In other words, you lit the match. Hire a professional to help you put out the smoke before it turns into a blaze.
posted by jbenben at 9:16 AM on October 12, 2013

Re the mediation schedule, if you can say "My ex-wife requested split-cost mediation and we sat down at the table 30 days later" that is more than reasonable in the eyes of any court I'm familiar with.
posted by DarlingBri at 9:22 AM on October 12, 2013

Response by poster: Agreed jenben, a lawyer would have been smart then. But I naively assumed that since she moved in w her now husband 6 months after we split up that my handling of that matter would have been reciprocated. If I was shrewd I would have gotten a lawyer back then to get the upper hand but that's not my nature.

Sigh. Life could be so simple.

Thanks for the replies.
posted by ian1977 at 9:26 AM on October 12, 2013

Response by poster: One added point....ex has worked in law offices for 15 years and she kinda gets a woody for anything law related.
posted by ian1977 at 9:31 AM on October 12, 2013

Just FYI, it's very hard to change custody. If you have joint legal custody now, you will probably continue to have it, your ex might want to change a part of your joint parenting agreement, and the first step to that is mediation. A mediator isn't the worst thing in the world. Sometimes people would rather use them then have an emotional conversation without a 3rd party present to guide them.
posted by katypickle at 10:41 AM on October 12, 2013

Don't underestimate the potential for a change in financial arrangements. Courts increasingly regard cohabiting as roughly equivalent to a remarrying and may remeasure your resources and perhaps increase your share of support costs, or award support if none has been awarded in the past.
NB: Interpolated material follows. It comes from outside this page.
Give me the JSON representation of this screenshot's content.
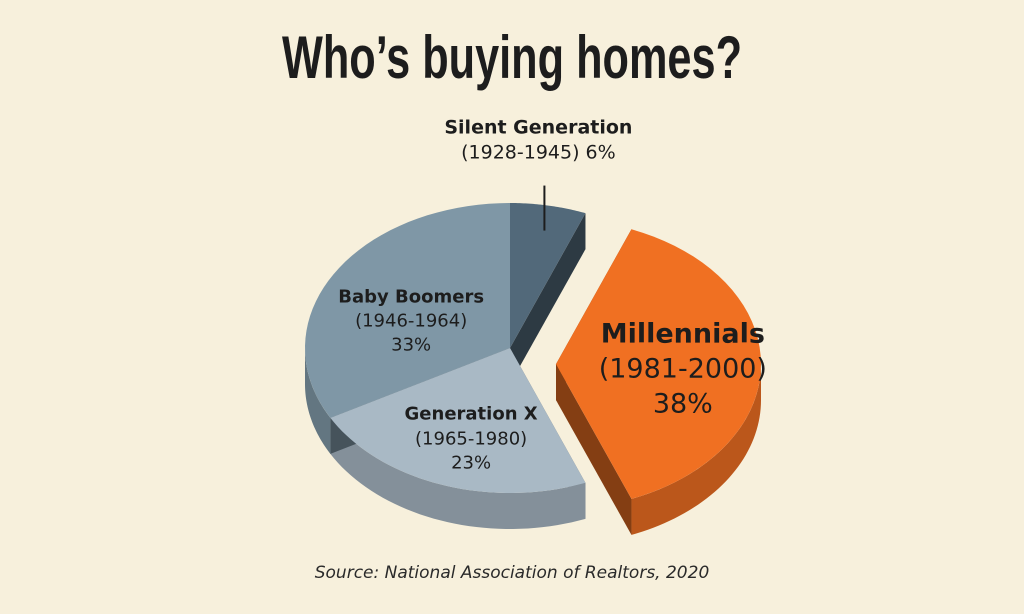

In general don't regard your ex-wife's interest in your girlfriend as inappropriate. While I'm sure untrue of your girlfriend, you need to acknowledge that new romantic partner are the biggest source of abuse and neglect for children of prior relationships. Your ex has a right to make a determination that your new living arrangements are appropriate and safe for your daughter.
posted by MattD at 12:33 PM on October 12, 2013 [5 favorites]

Response by poster: Thanks MattD. I don't think that is the case in MN. Her husbands income doesn't count towards anything so I can't imagine my girlfriends would. I don't really think finances are the crux of the issue.
posted by ian1977 at 1:52 PM on October 12, 2013

I am completely not a lawyer and have no real experience with this, but how conservative/religious is your ex? I know lots of people like that who very emphatically would not want their children to be in a home where the adults are cohabitating while unmarried. They consider it a huge moral issue and something to be avoided at all costs.